Four-day working week trial: Company sees productivity rise and stress levels plummet

Staff showed increased leadership, commitment, stimulation and empowerment. Photo: 4dayweek.co.nz

Geraldine Gittens

A company in New Zealand which granted all of its staff a four-day working week last year has said productivity and team engagement levels have risen amongst its workers.

Perpetual Guardian introduced the four-day week on March 5 last year as part of an eight-week trial involving 240 staff members.

Staff were told they could work 30 hours but would be paid for 37.5, and in return they were asked to deliver the same amount of output as in a standard week.

Now the company, which has continued the initiative, has published a white paper after it worked with The University of Auckland and Auckland University of Technology (AUT) to analyse the effects of the four-day working week.

Staff showed increased leadership, commitment, stimulation and empowerment; job performance was maintained; staff stress levels decreased; and work-life balance increased.

Staff stress levels decreased from 45pc to 38pc. Work-life balance scores increased from 54pc to 78pc. Staff leadership increased from 64pc to 82pc, and commitment rose from 68pc to 88pc.

Head of People and Capability Christine Brotherton said: "When we’re giving people the gift of time, the gift to be able to reconnect with their families, to take care of some personal admin, we’re actually starting to make a bit of a difference in people’s lives."

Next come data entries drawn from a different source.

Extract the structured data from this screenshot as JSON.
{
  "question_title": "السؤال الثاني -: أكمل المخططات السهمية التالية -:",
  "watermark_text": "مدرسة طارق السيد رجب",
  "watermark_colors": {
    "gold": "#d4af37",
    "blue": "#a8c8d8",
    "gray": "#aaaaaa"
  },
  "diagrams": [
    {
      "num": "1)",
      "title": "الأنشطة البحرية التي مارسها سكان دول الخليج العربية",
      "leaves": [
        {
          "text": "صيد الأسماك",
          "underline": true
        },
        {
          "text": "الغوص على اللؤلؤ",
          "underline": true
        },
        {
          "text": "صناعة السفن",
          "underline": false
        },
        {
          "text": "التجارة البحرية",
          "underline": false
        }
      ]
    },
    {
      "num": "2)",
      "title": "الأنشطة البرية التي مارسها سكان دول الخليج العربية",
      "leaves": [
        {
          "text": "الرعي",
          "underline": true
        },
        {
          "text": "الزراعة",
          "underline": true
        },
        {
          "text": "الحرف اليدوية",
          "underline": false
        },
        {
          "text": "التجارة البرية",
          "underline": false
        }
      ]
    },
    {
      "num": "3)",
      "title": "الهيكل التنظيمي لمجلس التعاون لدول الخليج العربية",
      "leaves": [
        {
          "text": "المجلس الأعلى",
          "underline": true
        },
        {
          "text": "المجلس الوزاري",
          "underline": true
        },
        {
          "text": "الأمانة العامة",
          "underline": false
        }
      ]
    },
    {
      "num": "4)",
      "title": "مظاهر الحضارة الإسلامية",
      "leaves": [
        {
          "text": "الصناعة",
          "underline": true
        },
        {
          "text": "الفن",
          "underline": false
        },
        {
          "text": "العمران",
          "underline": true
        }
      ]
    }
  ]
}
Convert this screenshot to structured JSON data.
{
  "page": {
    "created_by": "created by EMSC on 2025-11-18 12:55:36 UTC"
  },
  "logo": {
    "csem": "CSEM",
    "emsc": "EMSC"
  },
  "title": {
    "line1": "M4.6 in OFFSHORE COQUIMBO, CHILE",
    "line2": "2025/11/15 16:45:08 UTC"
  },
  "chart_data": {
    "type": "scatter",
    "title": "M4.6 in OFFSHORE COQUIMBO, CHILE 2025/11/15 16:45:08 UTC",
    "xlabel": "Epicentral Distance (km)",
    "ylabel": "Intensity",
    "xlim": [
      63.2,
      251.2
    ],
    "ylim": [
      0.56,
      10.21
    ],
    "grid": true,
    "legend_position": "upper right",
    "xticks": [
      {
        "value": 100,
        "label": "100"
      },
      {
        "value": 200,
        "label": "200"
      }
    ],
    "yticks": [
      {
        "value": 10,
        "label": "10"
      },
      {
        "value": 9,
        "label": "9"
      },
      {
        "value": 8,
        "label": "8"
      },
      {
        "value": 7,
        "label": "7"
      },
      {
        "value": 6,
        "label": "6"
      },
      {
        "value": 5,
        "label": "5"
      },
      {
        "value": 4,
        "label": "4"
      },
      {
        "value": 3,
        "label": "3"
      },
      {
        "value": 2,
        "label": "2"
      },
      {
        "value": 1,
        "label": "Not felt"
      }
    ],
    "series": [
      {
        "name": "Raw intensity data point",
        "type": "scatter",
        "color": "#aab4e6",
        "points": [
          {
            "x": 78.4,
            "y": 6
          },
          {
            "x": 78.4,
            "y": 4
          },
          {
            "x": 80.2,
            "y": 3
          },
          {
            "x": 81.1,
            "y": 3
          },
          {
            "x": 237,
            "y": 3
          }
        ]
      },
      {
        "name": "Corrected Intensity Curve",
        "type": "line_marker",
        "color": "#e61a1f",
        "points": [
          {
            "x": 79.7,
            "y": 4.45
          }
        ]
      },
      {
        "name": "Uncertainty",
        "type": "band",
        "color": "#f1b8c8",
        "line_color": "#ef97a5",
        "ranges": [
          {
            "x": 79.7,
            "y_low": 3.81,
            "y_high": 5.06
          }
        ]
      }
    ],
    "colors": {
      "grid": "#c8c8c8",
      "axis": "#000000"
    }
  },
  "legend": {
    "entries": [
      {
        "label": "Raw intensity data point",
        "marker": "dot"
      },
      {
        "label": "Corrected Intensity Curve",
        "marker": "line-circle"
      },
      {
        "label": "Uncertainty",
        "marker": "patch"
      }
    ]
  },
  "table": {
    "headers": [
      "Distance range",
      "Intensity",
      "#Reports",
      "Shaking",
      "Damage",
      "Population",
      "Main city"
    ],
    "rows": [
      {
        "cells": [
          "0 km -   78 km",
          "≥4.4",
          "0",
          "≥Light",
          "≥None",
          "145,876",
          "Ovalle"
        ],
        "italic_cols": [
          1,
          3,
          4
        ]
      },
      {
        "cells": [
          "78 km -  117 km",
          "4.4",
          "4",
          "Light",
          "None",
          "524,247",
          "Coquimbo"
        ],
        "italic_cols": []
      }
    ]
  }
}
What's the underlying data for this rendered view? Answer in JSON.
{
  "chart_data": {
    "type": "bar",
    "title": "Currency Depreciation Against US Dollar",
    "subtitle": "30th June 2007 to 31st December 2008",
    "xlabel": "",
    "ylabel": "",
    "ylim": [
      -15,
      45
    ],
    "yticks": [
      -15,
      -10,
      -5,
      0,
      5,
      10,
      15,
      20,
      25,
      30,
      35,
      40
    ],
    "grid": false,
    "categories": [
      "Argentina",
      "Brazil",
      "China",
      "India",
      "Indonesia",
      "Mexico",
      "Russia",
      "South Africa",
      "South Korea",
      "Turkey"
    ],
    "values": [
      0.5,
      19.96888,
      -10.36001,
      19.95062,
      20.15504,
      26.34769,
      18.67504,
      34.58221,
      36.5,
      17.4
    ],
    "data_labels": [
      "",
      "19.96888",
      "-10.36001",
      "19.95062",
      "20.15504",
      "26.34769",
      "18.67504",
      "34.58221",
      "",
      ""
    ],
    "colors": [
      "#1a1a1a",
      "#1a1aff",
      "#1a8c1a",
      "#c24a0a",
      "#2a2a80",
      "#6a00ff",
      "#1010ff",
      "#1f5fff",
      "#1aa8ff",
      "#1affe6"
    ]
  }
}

Andrew Barnes said: “When we started inevitably everybody’s reaction is ‘how am I ever going to do my work in four days rather than five. So the fact that the trial indicates that not only could they do their work in four days but at the same time, actually they were better able to do the work in four days: that for me was the one result from the research which was extraordinarily surprising.”

In Ireland last November, Forsa Deputy General Secretary Kevin Callinan told a conference on the Future of Working Time that reduced working time was emerging as one of the central issues in international debates about the future of work.